Llega septiembre y los buenos propósitos que nos saltamos a la torera, incluso los más tontos, vuelven a cobrar ese protagonismo inocente que un día tuvieron: ponerse a dieta, acudir al gimnasio, escribir seriamente… Me callo el resto, ¿a quién le importan? La misma cantinela año tras año, hasta que la llegada de otro septiembre más pretencioso vuelva dar un vuelco a tantos deseos por cumplir, convirtiéndolos en otros; nuevos, más urgentes si cabe, aunque no por ello menos importantes.

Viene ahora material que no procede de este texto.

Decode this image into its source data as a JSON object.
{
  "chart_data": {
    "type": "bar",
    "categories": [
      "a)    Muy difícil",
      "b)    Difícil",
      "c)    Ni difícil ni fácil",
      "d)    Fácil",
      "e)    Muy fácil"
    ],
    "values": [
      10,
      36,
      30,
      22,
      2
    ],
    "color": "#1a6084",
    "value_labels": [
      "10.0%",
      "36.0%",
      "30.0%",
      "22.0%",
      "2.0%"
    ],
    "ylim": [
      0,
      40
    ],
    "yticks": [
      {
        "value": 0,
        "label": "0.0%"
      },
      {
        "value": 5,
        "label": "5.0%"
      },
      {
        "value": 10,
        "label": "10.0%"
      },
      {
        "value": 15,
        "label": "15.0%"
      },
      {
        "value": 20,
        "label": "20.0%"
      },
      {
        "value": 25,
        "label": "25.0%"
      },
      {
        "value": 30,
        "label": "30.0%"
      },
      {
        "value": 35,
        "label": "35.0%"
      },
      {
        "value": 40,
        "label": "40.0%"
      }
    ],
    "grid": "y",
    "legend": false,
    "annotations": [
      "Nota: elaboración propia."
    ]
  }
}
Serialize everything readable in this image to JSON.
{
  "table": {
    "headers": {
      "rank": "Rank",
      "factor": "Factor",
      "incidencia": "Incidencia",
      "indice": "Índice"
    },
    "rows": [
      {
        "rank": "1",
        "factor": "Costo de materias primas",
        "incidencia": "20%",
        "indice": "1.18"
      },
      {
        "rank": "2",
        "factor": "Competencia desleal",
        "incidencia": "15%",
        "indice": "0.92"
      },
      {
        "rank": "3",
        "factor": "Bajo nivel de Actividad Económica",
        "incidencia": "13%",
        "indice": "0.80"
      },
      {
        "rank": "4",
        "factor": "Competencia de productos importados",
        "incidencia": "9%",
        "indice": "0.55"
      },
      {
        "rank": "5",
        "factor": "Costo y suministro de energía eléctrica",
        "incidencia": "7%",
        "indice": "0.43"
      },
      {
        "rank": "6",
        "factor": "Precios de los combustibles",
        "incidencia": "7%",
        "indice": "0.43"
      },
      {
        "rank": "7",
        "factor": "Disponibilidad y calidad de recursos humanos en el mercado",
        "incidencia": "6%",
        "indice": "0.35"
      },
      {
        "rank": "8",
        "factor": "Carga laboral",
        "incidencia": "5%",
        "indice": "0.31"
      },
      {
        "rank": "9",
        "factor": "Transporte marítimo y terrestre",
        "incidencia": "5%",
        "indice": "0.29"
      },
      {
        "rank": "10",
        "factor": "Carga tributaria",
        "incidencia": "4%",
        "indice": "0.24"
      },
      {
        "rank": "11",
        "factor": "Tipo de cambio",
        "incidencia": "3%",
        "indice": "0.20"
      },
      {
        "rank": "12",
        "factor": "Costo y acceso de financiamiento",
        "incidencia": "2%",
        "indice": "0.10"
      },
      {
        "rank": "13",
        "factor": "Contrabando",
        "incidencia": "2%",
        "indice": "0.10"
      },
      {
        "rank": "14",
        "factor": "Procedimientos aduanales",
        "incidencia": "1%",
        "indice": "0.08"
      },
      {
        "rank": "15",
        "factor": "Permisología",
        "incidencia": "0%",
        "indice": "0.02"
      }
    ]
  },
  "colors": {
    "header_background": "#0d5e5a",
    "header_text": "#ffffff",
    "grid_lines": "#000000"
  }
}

Nunca pensé que terminaría culpando a septiembre de todos mis males: del silencio frío del verano, de mi malhumor de siempre por la llegada del otoño. Septiembre se llevó mil promesas, pero a cambio me trajo mil historias, la posibilidad de volver a empezar y ser yo, del mismo modo que Sylvia Plath gritó: ¡Soy yo! antes de sucumbir y de ahogar sus sueños en un horno lleno de galletas para el desayuno.
Me apena decirlo, pero nada queda de aquellos septiembres en los que mi única preocupación era estrenar cuaderno para mates, enfadarme con mi madre si la falda del uniforme no me quedaba lo suficiente corta para seguir luciendo mis piernas morenas, aun cuando el otoño ya se colara gruñón en el calendario. Aquellas eran preocupaciones efímeras, que duraban lo que duraba el curso y que iban cambiando conforme yo también cambiaba. Hasta que un buen día descubría, que ya no me importaba el cuaderno de mates, ni el uniforme, ¡a la mierda todo!, que mi única prioridad era que mi vecino, el del segundo, no se olvidara que unos pisos más arriba, yo le estaba esperando con mis vaqueros rotos, como cada tarde fingiendo que no lo hacía.

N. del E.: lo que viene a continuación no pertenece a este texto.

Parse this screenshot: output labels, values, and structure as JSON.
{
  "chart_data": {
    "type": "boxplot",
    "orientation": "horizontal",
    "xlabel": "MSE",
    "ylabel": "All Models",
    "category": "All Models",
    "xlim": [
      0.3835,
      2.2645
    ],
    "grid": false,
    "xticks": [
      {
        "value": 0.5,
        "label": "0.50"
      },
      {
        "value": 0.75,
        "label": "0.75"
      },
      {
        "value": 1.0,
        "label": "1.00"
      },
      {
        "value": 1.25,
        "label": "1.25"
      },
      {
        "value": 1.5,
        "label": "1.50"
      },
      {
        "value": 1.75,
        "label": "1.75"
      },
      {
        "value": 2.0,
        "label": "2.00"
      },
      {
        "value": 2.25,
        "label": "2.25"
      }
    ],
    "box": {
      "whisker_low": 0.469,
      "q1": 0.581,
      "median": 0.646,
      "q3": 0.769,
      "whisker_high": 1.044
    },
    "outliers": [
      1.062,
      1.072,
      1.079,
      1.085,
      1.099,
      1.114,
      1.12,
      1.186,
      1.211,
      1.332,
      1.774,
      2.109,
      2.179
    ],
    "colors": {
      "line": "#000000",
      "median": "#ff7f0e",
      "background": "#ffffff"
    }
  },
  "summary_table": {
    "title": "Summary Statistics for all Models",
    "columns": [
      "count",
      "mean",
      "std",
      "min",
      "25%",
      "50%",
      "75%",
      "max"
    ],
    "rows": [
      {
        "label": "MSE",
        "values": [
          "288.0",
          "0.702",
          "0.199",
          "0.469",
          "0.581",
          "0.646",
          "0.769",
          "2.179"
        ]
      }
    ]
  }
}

En una terracita de Olavide, le prometí a alguien que encauzaría mi vida, que volvería a escribir en servilletas de papel, que disfrutaría de la magia de unos ojos nuevos si él me lo pedía, pero dos años después de su ausencia, me doy cuenta que escapar del vicio de la tristeza es tan difícil como escabullirse de poner la mesa cuando lo que te pide el cuerpo es seguir tumbada en el sofá y no hacer nada.

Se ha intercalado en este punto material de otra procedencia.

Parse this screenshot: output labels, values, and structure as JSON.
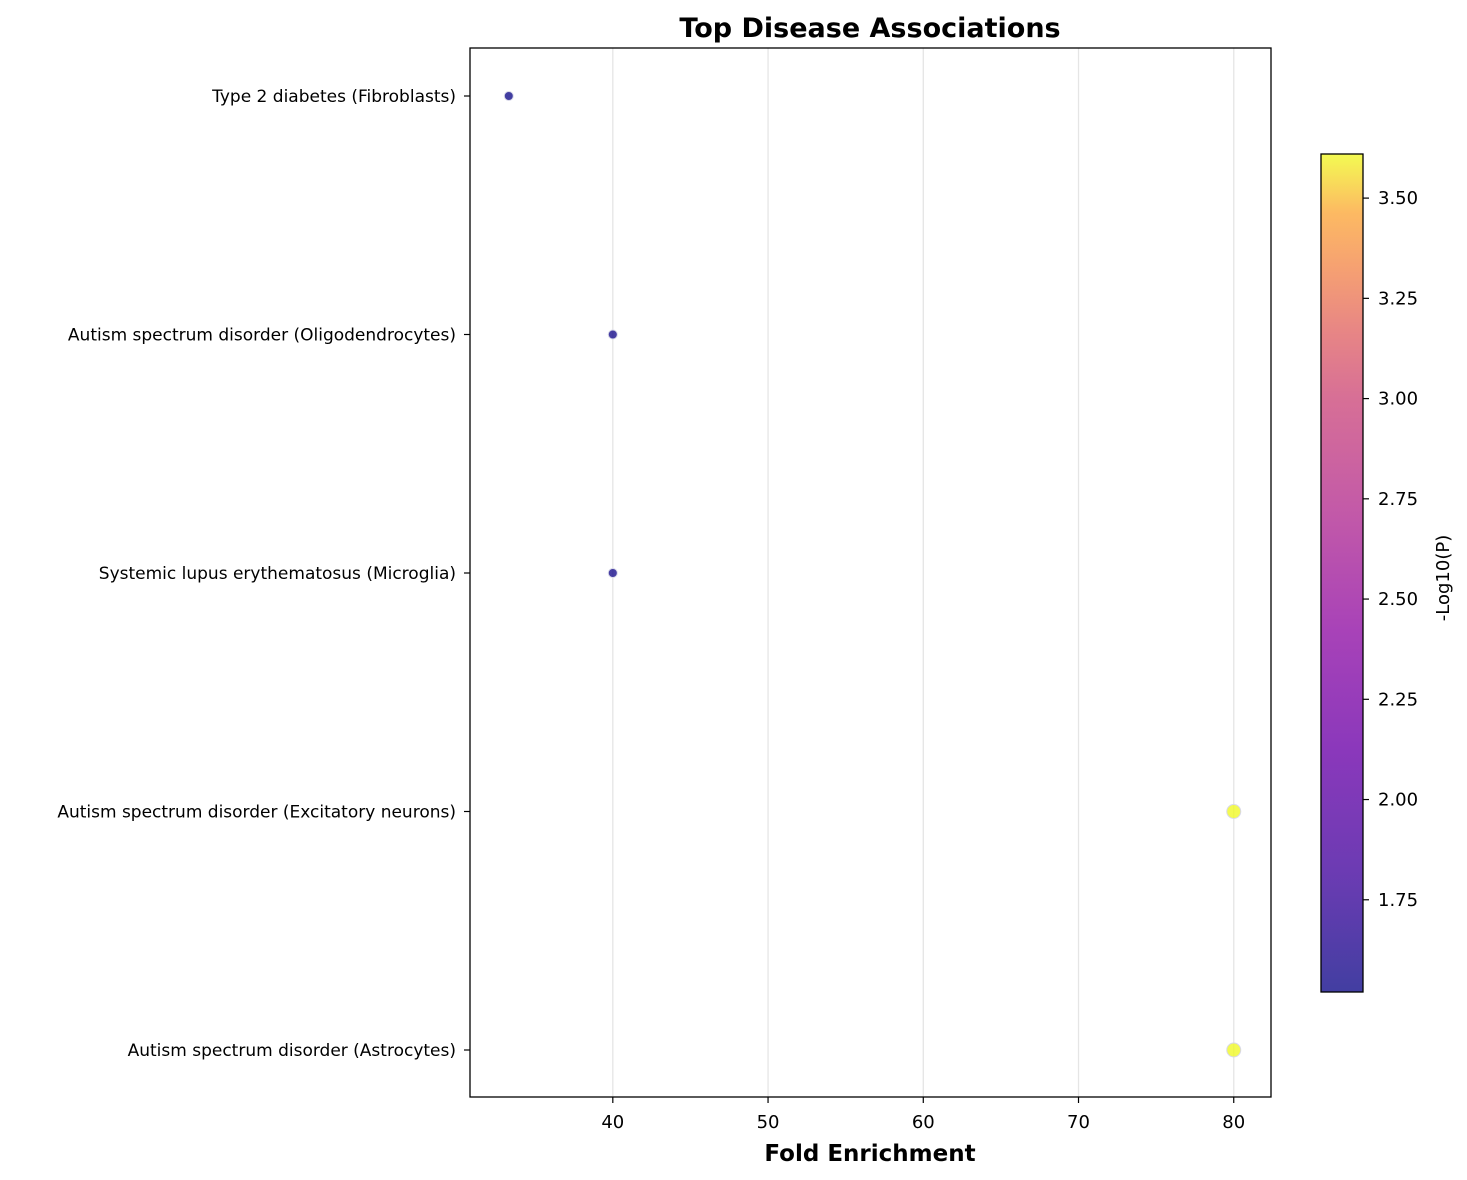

A veces me avergüenzo de no tener más fuerza de voluntad, de aprovechar cualquier excusa para abandonarme al dolce fare niente que solo los vagos como yo, convierten en un arte, aún cuando de lo que se trate no sea de poner la mesa, si no de ser feliz. Entonces me acuerdo de los versos de Claudio Rodríguez: ‘Pero tú oye, déjame/ decirte que, a pesar/ de tanta vida deplorable (…)/ estamos en derrota, pero nunca en doma’ y sin saber por qué me olvido de esta melancolía tan mía y sonrío.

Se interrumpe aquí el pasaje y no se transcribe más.